The new Superpole format introduced in World Superbikes - three sessions of 12 minutes, with 12 riders eliminated during the first two of those sessions - has generally been met with much enthusiasm. The sessions are much more exciting than the former single-fast-lap format, and have thrown up several surprises. Most of those surprises have been caused by the tire rules: In a twist to the format, the riders are only allowed to use two super-soft qualifying tires. With two tires to spread over three sessions, qualifying has been a bit of a gamble, with riders as prominent as Max Biaggi and Max Neukirchner finding themselves knocked out of the first session, and forced to start from the fifth row of the grid.
The qualifying tire rule has come in for a lot of criticism, from fans, teams and journalists alike, who point to the fact that slower riders have been able to get through the early superpole sessions by throwing in a qualifier at the start, while nominally faster riders who choose to save their qualifiers for an attempt at the front row are being knocked out.

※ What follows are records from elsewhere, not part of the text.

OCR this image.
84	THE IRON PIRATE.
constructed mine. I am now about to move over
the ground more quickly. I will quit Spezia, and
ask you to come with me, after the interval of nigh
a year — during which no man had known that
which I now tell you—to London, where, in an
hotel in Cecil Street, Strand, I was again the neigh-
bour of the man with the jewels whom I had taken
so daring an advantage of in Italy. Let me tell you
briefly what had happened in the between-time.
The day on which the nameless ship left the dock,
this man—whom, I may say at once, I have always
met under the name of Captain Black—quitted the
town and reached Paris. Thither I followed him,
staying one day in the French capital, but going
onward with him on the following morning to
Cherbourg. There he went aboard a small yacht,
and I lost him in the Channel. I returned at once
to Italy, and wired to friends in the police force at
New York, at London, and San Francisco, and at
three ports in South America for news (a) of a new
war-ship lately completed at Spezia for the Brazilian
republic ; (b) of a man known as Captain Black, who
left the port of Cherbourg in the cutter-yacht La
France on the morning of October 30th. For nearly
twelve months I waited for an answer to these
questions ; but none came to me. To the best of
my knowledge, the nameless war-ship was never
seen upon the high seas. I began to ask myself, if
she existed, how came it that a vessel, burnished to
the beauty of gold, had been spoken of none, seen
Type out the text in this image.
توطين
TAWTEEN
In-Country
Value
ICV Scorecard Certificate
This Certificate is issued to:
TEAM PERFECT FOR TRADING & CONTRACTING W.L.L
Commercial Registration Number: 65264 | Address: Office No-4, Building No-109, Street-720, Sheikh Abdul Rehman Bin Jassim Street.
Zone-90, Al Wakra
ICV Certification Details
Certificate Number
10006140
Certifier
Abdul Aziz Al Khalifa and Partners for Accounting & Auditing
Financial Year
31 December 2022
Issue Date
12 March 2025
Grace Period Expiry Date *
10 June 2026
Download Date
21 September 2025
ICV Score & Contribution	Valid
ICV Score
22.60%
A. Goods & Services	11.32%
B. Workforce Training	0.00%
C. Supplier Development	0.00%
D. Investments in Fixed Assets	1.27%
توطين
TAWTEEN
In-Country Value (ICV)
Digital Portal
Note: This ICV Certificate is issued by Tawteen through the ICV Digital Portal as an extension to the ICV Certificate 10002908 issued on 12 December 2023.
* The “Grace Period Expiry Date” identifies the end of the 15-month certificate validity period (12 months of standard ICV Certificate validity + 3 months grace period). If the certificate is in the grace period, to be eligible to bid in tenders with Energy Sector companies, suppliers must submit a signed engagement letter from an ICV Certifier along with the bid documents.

As manager of the Alstare Brux Suzuki team, the flamboyant Francis Batta has also railed against the qualifying tire rule, and according to Motorsport Aktuell, he will be tabling a proposal to change this at Monza. "Superpole has been a lottery," Batta told MSA, who has also complained of the top riders being knocked out. "My proposal is this: the soft qualifying tires will only be given to the last eight riders in the third Superpole session. That way, the top riders will be able to fight with equal equipment."
Although Batta's proposal would save money - at least for Pirelli - it begs the question of why a qualifying tire should be used at all. If the riders are to be on equal tires in each of the sessions, then why not just scrap the qualifiers altogether?
Others have proposed that the riders should be given three qualifiers, to use as they see fit over the three Superpole sessions. The brave could save two tires for the final session, while those who are less sure of their times could attempt to use a qualifier to get them through the first knockout phase.
But all this begs the question of exactly what the qualifying sessions are meant to achieve. If the point is merely to reward the fastest riders, then the grid would look eerily similar at every race - as it has in MotoGP, since the qualifying tires have been scrapped. The top riders are the top riders, and without the breathtaking grip of a super-sticky qualifier and the mixture of foolhardiness and bravery required to get the most out of it, no qualifying specialists have been able to break their hegemony.
The beauty of World Superbike's knockout Superpole system - at least in this commentator's opinion - is precisely that it provides an element of chance into the proceedings. From a simple question of who can put in the fastest lap, the two-qualifiers-for-three-sessions rule turns the early sessions into a game of poker. If you know you're fast enough - Ben Spies and Noriyuki Haga come to mind - then you don't need to use up your qualifiers to make it through the first cut from 20 riders down to 16. Only the riders who qualified in the bottom half in practice need to use a qualifier, which in turn forces the riders in 7th and 8th place to gamble on being fast enough on race tires, and save their qualifiers, or use up the first of the super-soft tires to ensure they get through to the second Superpole session.
This pattern is repeated in the second Superpole session, but the cut is much harsher, with half of the remaining 16 riders being excluded from the final 12 minute session. Again, the really fast guys will usually make it without using a qualifier, but the guys in 4th and 5th spot have to think twice about whether to gamble or to play it safe.
For the riders using qualifiers early to get through the first knockout sessions, they know their choices will leave with little chance of taking pole, but starting from the second row on the grid must surely be better than starting from the fourth or fifth row on the grid.
So the teams and riders are forced to work out how much extra time they believe the riders will get from a qualifier, and where that will leave them in the knockout sessions. It is not exactly rocket science, but it does need careful deliberation, and makes it impossible for the teams to exclude chance altogether. As the season progresses, they will get a better feel for the process, and understand when they should gamble and when to play it safe. By the end of the year, there should be fewer major shocks, but still a few surprises.
Only four rounds in is perhaps a little early to be drawing conclusions about the new Superpole format, but personally, I think it's a success. Complaints that it is a lottery should be taken for what they are, complaints by team bosses who want to ensure that their riders are on the front of the grid. After all, with Ben Spies taking pole position at all four race weekends so far, it's a pretty strange lottery that sees the same winner every week.